Justiz in der Kritik: Im vergangenen Jahr wurde im Saarland der Polizist Simon B. von einem jungen Mann getötet, der einem Polizeianwärter die Waffe entrissen hatte und mehrere Schüsse auf B. abgab. Die Tat löste allenthalben großes Entsetzen aus. Die Jugendkammer des LG Saarbrücken verurteilte den jungen Mann jedoch nur wegen besonders schweren Raubes, nicht aber wegen der Tötung des Polizisten. Bei dieser Tat sei der Mann wegen einer paranoiden Schizophrenie schuldunfähig gewesen. Das kam in der Öffentlichkeit gar nicht gut an: In Boulevard-Blättern war von einem "Skandal-Urteil" die Rede, es soll Drohungen gegen die Richterinnen und Richter gegeben haben. Der Saarländische Richterbund sah sich deshalb zu einem Statement veranlasst, das auch die öffentliche Reaktion kritisierte – in ungewohnt deutlichen Worten.
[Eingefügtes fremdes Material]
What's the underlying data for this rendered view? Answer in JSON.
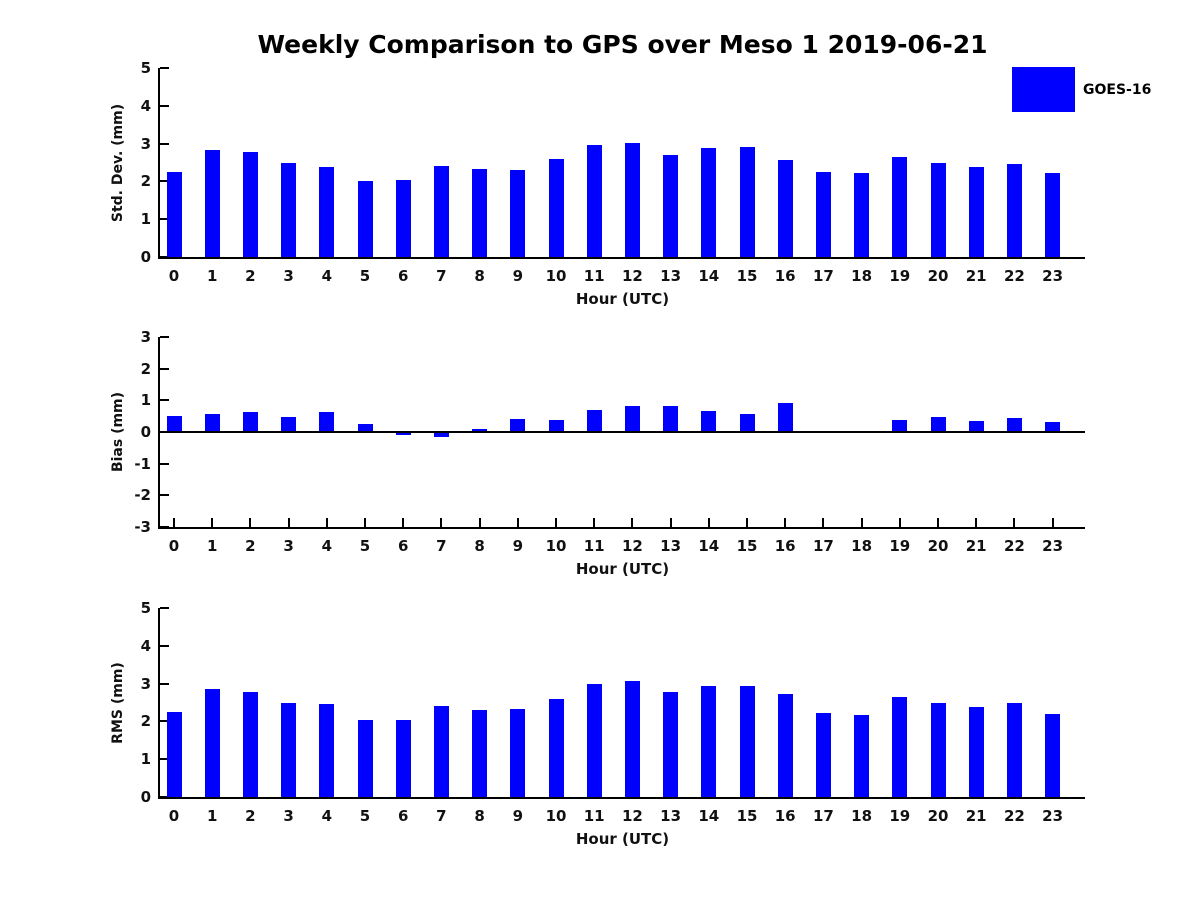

Maximilian Amos hat mit dem Richter Marc Petit darüber gesprochen, wie die Justiz mit solchen Shitstorms umgehen sollte – und wie man sie vielleicht verhindern kann.
Digitales Gewaltschutzgesetz: Die Debatte um den Kampf gegen digitale Gewalt ist in vollem Gange. Das dazu geplante Gesetz von Justizministerin Stefanie Hubig (SPD) ist nicht unumstritten: Der DAV hat sich eingeschaltet und Teile des Vorhabens kritisiert. Vor allem mögliche Strafen für das ungewollte Fotografieren anderer Menschen werfen Fragen auf. Ist das Gesetz sogar eine Bedrohung für die Kunstfreiheit?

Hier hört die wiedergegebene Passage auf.